Draft legislation confirms that the changes will come into effect from tax year 2025-26 and employers will be required to provide detailed information about how many contracted hours are worked by employees using real time information PAYE reporting.

It is not clear why HMRC needs this level of information as companies already need to report national minimum wage liability and employees paid outside the minimum wage can be paid whatever rate the company wants to pay. HMRC said the data collected would ‘help improve government support for the labour market’.

It is also part of wider attempts to clamp down on tax evasion with better ‘compliance’ cited as an important objective after investigations activity levels are still recovering from the pandemic delays.

The draft legislation on the hours worked issue appears to pre-empt objections, stating: ‘PAYE regulations may include provision requiring an employer to provide any information that is specified or described in regulations made by the Commissioners (whether or not that information is also relevant to the assessment, charge, collection and recovery of income tax in respect of PAYE income).’

Finally, taxpayers who are self-employed will need to provide information on the start and end dates of their self-employment using their self assessment tax return.

However, HMRC had to scale back their initial plans after receiving pushback from stakeholders in the original consultation in 2022. As a result, the tax authority has dropped plans to collect data on employee job titles, employees’ precise working location and details about locations of business’ offices and factories based on a geographic location, as well as details about the precise type of work undertaken by individual self employed workers.

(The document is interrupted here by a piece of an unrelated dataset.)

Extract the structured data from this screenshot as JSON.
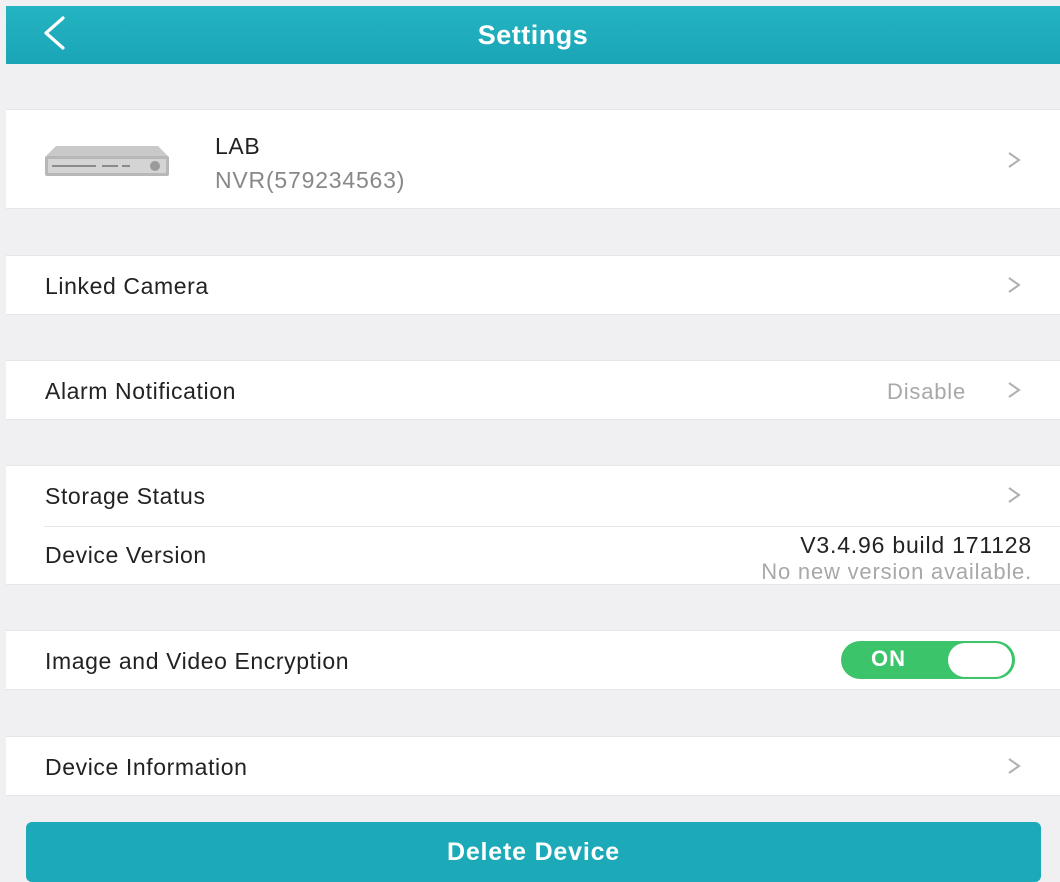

In the consultation outcome, the government said it would ‘look to take a measured and proportionate approach to collection of new data. The government intends to progress options where customers already hold the data, whilst keeping data collection requirements under review for other options where data is not already held or it would potentially add significant administrative burden to provide data in the format proposed’.

Following negative feedback from respondents to the consultation, plans to collect data on the occupations of individual taxpayers employed in companies was dropped as this was described as unnecessary data which would not increase tax take and questions were raised about potential penalties as failure to comply would not affect what tax was paid.

The collection of employee location data based on working location was also criticised, particularly as more employees work on a hybrid basis or remotely, and there was no correlation between location and tax liability.

Plans to drill down into the business sector activities of the self employed were also abandoned as this was felt to be excessive information collection which would add to red tape when these taxpayers were already under pressure with the tough trading environment.

Stakeholders stressed that HMRC already held vast amounts of data which could be used instead to build a broader picture of the self employed sector and could not see any justification for collecting this information unless it was for use across other government departments.

There will be a penalty of £60 for failure to comply with the legislation.